Ja pracę w Gt wspominam bardzo miło. PRACE nie zarobki :-) . Pojeździł bym sobie INOVA.
kolego co Ty za brednie piszesz. Znam wszystkich pracujących w tym dziale i nie wierzę, że pracowałeś po 16 godzin... Prowadzący są bardzo spoko pracuje z nimi na co dzień, jeden faktycznie czasem cwaniakował, ale go sprostowali tutaj na forum. A jeśli to prawda to przejedź się do lasu i znajdź sobie poroże i załóż jutro na zebraniu
Kolega jest proszony , żeby udał się do najbliższego lasu i na jutrzejszym zebraniu stawił się w kompletnym stroju korporacyjnym ... jelenie rogi mile widziane .

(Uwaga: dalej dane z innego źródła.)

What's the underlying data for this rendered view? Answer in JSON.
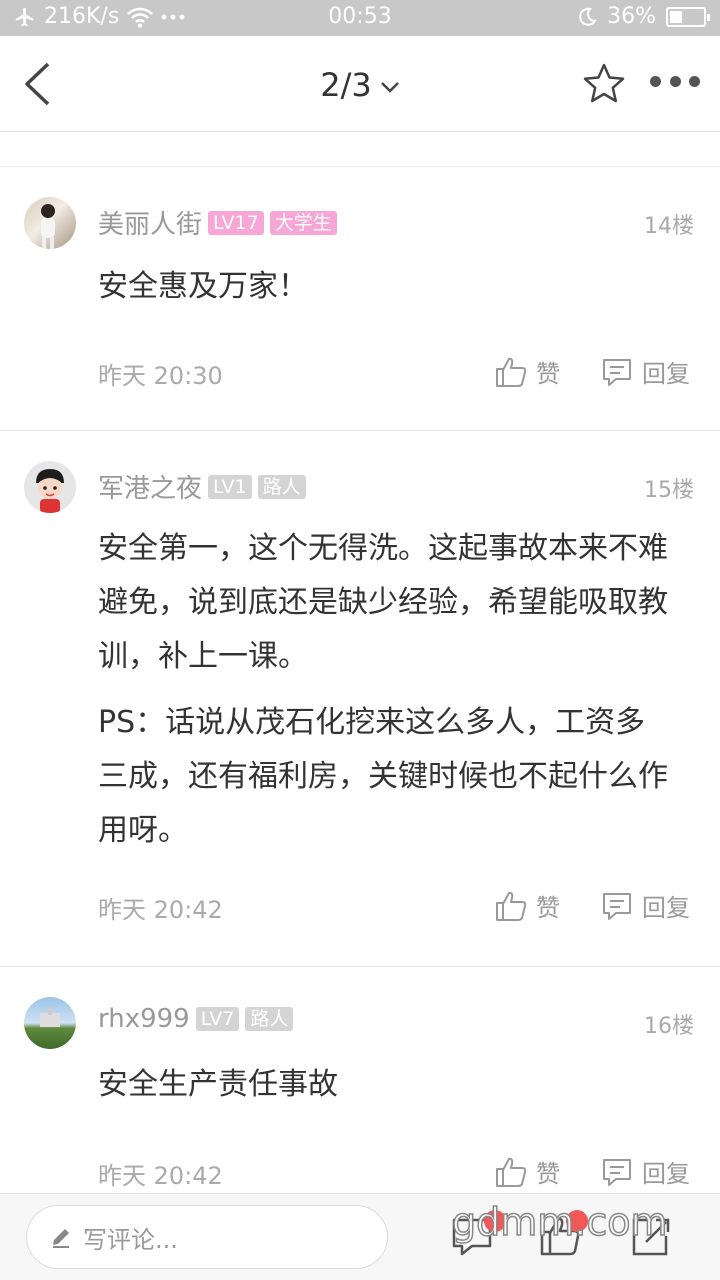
{
  "status_bar": {
    "network_speed": "216K/s",
    "time": "00:53",
    "battery_percent": "36%",
    "battery_level": 0.36,
    "icons": [
      "airplane-icon",
      "wifi-icon",
      "more-dots-icon",
      "moon-icon",
      "battery-icon"
    ]
  },
  "nav": {
    "page_indicator": "2/3",
    "icons": [
      "back-icon",
      "chevron-down-icon",
      "star-icon",
      "more-icon"
    ]
  },
  "comments": [
    {
      "username": "美丽人街",
      "level": "LV17",
      "title": "大学生",
      "badge_color": "#f6a7d6",
      "floor": "14楼",
      "text": [
        "安全惠及万家！"
      ],
      "time": "昨天 20:30",
      "like_label": "赞",
      "reply_label": "回复"
    },
    {
      "username": "军港之夜",
      "level": "LV1",
      "title": "路人",
      "badge_color": "#d4d4d4",
      "floor": "15楼",
      "text": [
        "安全第一，这个无得洗。这起事故本来不难避免，说到底还是缺少经验，希望能吸取教训，补上一课。",
        "PS：话说从茂石化挖来这么多人，工资多三成，还有福利房，关键时候也不起什么作用呀。"
      ],
      "time": "昨天 20:42",
      "like_label": "赞",
      "reply_label": "回复"
    },
    {
      "username": "rhx999",
      "level": "LV7",
      "title": "路人",
      "badge_color": "#d4d4d4",
      "floor": "16楼",
      "text": [
        "安全生产责任事故"
      ],
      "time": "昨天 20:42",
      "like_label": "赞",
      "reply_label": "回复"
    }
  ],
  "bottom_bar": {
    "comment_placeholder": "写评论...",
    "icons": [
      "comments-icon",
      "like-icon",
      "share-icon"
    ],
    "notification_color": "#f15858"
  },
  "watermark": "gdmm.com"
}
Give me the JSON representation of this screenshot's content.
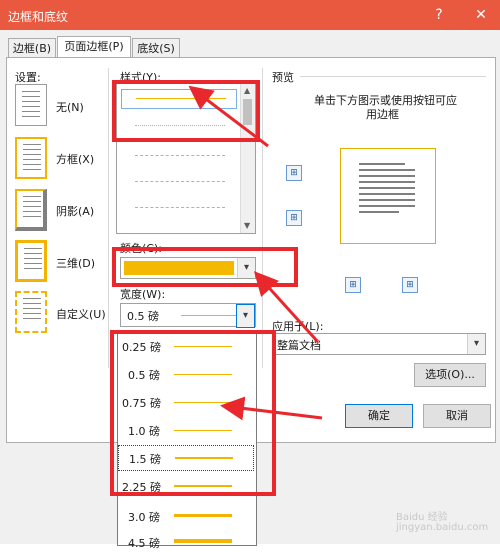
{
  "window": {
    "title": "边框和底纹",
    "help": "?",
    "close": "✕"
  },
  "tabs": [
    "边框(B)",
    "页面边框(P)",
    "底纹(S)"
  ],
  "settings": {
    "heading": "设置:",
    "items": [
      "无(N)",
      "方框(X)",
      "阴影(A)",
      "三维(D)",
      "自定义(U)"
    ]
  },
  "style": {
    "label": "样式(Y):"
  },
  "color": {
    "label": "颜色(C):",
    "value_color": "#f5b800"
  },
  "width": {
    "label": "宽度(W):",
    "value": "0.5 磅"
  },
  "width_options": [
    "0.25 磅",
    "0.5 磅",
    "0.75 磅",
    "1.0 磅",
    "1.5 磅",
    "2.25 磅",
    "3.0 磅",
    "4.5 磅"
  ],
  "preview": {
    "label": "预览",
    "hint_line1": "单击下方图示或使用按钮可应",
    "hint_line2": "用边框"
  },
  "apply_to": {
    "label": "应用于(L):",
    "value": "整篇文档"
  },
  "buttons": {
    "options": "选项(O)...",
    "ok": "确定",
    "cancel": "取消"
  },
  "watermark": {
    "line1": "Baidu 经验",
    "line2": "jingyan.baidu.com"
  },
  "colors": {
    "titlebar": "#e8593f",
    "border_accent": "#f2b400",
    "annotation_red": "#e8282c"
  }
}
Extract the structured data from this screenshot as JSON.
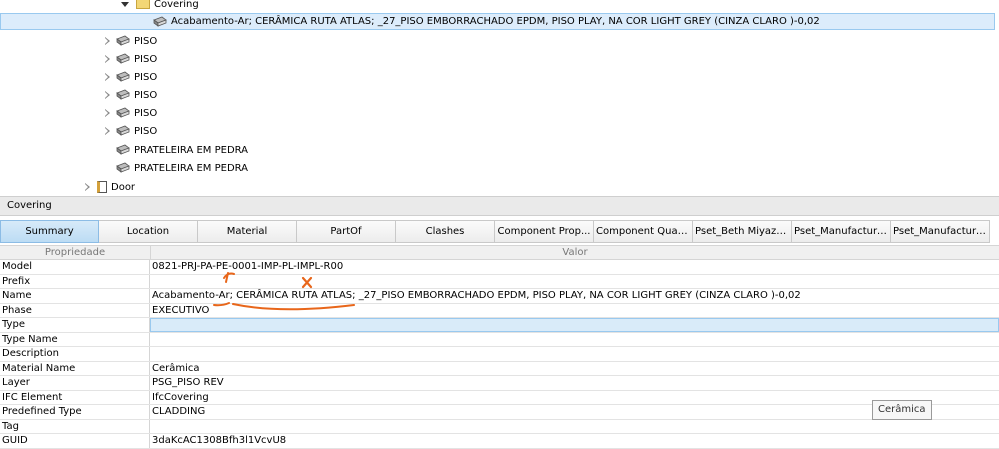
{
  "tree": {
    "covering_label": "Covering",
    "selected_item": "Acabamento-Ar; CERÂMICA RUTA ATLAS; _27_PISO EMBORRACHADO EPDM, PISO PLAY, NA COR LIGHT GREY (CINZA CLARO )-0,02",
    "piso_items": [
      "PISO",
      "PISO",
      "PISO",
      "PISO",
      "PISO",
      "PISO"
    ],
    "prateleira_items": [
      "PRATELEIRA EM PEDRA",
      "PRATELEIRA EM PEDRA"
    ],
    "door_label": "Door"
  },
  "section_title": "Covering",
  "tabs": [
    "Summary",
    "Location",
    "Material",
    "PartOf",
    "Clashes",
    "Component Prop...",
    "Component Quan...",
    "Pset_Beth Miyazaki",
    "Pset_Manufacture...",
    "Pset_Manufacturer..."
  ],
  "grid": {
    "col_property": "Propriedade",
    "col_value": "Valor",
    "rows": [
      {
        "k": "Model",
        "v": "0821-PRJ-PA-PE-0001-IMP-PL-IMPL-R00"
      },
      {
        "k": "Prefix",
        "v": ""
      },
      {
        "k": "Name",
        "v": "Acabamento-Ar; CERÂMICA RUTA ATLAS; _27_PISO EMBORRACHADO EPDM, PISO PLAY, NA COR LIGHT GREY (CINZA CLARO )-0,02"
      },
      {
        "k": "Phase",
        "v": "EXECUTIVO"
      },
      {
        "k": "Type",
        "v": ""
      },
      {
        "k": "Type Name",
        "v": ""
      },
      {
        "k": "Description",
        "v": ""
      },
      {
        "k": "Material Name",
        "v": "Cerâmica"
      },
      {
        "k": "Layer",
        "v": "PSG_PISO REV"
      },
      {
        "k": "IFC Element",
        "v": "IfcCovering"
      },
      {
        "k": "Predefined Type",
        "v": "CLADDING"
      },
      {
        "k": "Tag",
        "v": ""
      },
      {
        "k": "GUID",
        "v": "3daKcAC1308Bfh3l1VcvU8"
      }
    ]
  },
  "tooltip": "Cerâmica",
  "colors": {
    "selection_bg": "#dcecfb",
    "selection_border": "#99c9ef",
    "annotation": "#e8661a"
  }
}
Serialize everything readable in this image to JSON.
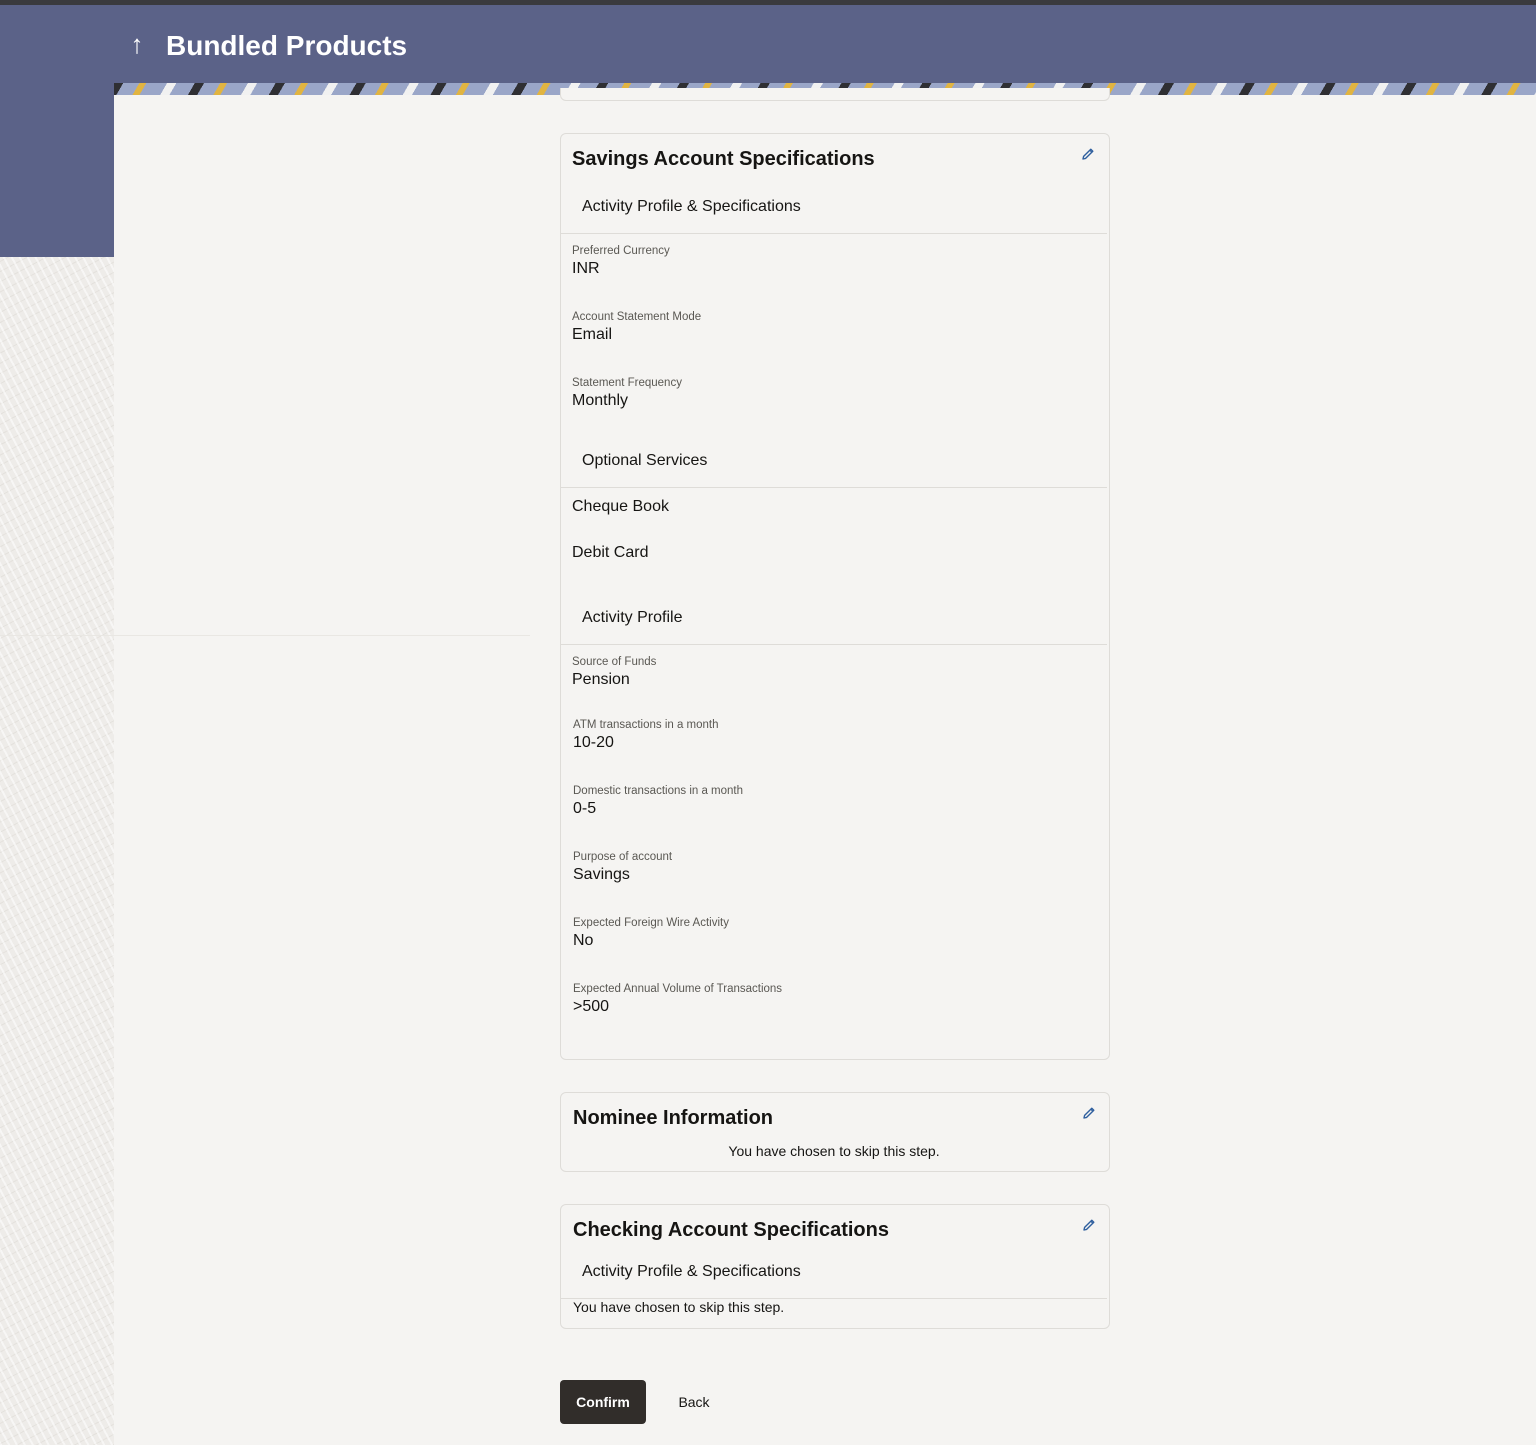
{
  "header": {
    "title": "Bundled Products",
    "back_icon": "arrow-up-icon"
  },
  "savings": {
    "title": "Savings Account Specifications",
    "edit_icon": "pencil-icon",
    "section_activity_specs": "Activity Profile & Specifications",
    "fields": [
      {
        "label": "Preferred Currency",
        "value": "INR"
      },
      {
        "label": "Account Statement Mode",
        "value": "Email"
      },
      {
        "label": "Statement Frequency",
        "value": "Monthly"
      }
    ],
    "section_optional": "Optional Services",
    "optional_services": [
      "Cheque Book",
      "Debit Card"
    ],
    "section_activity_profile": "Activity Profile",
    "activity_fields": [
      {
        "label": "Source of Funds",
        "value": "Pension"
      },
      {
        "label": "ATM transactions in a month",
        "value": "10-20"
      },
      {
        "label": "Domestic transactions in a month",
        "value": "0-5"
      },
      {
        "label": "Purpose of account",
        "value": "Savings"
      },
      {
        "label": "Expected Foreign Wire Activity",
        "value": "No"
      },
      {
        "label": "Expected Annual Volume of Transactions",
        "value": ">500"
      }
    ]
  },
  "nominee": {
    "title": "Nominee Information",
    "note": "You have chosen to skip this step."
  },
  "checking": {
    "title": "Checking Account Specifications",
    "section_activity_specs": "Activity Profile & Specifications",
    "note": "You have chosen to skip this step."
  },
  "actions": {
    "confirm_label": "Confirm",
    "back_label": "Back"
  },
  "colors": {
    "header_band": "#5b6288",
    "primary_button": "#312d2a",
    "edit_icon": "#2f5f9e"
  }
}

W jakim dziale ? Czy ja napisałem w jakim dziale pracowałem człowieku ? Pewnie należysz do jednego z klanów w Pentagonie. Nie będę wymieniał nazwisk bo po co. W przeciwieństwie do Ciebie całą karierę spędziłem na wyjazdach. Pamiętam te klimaty. Telefon o 12 tej we wtorek że w środę mam być na grupie w drugiej części Polski. Powiem więcej. Na grupach już jakoś dało się pracować bo byli tam ludzie żyjący w realnym świecie. Natomiast w siedzibie głównej siedzieli poza oczywiście kilkoma wyjątkami oderwani od rzeczywistości ludzie dla których najważniejszą częścią dnia był obiad ! Zresztą wystarczy rozejrzeć się i sprawdzić kto uciekł jak tylko mógł do innych firm gdzie poza lepszą kasą byli też lepiej traktowani. Nie mam ochoty marnować swojego czasu i nerwów na wspominanie tego syfu wiec bądź tak dobry nie nie odpisuj bo marnujesz czas pracy i kasę spółki matki.
Hmm widzę że odezwała się "kasta zarządzająca" . Jak zawsze merytorycznie i kulturalnie wyjaśniająca wątpliwości załogi. Czyżby zadanie bojowe otrzymane ? Przeglądanie forum i odpowiadanie na niepochlebne komentarze w czasie pracy ? Za to premia oczywiście się należy i nowa posada dla bratanka. Stworzona od podstaw rzecz jasna. Skoro tak fajnie jest GT to dlaczego swojego czasu zlikwidowaliście możliwość komentarz w intranecie ? Czyżby przerosła was liczba pochwał pod adresem firmy i pracy ?:)
Przecież łatwo idzie się domyśleć w jakim dziale pracowałeś . A jelen jestes bo się na to godziłeś koniec i kropka. I nie jecz tutaj na forum że pracowałeś tyle godzin bo nikt Ci w to nie uwierzy.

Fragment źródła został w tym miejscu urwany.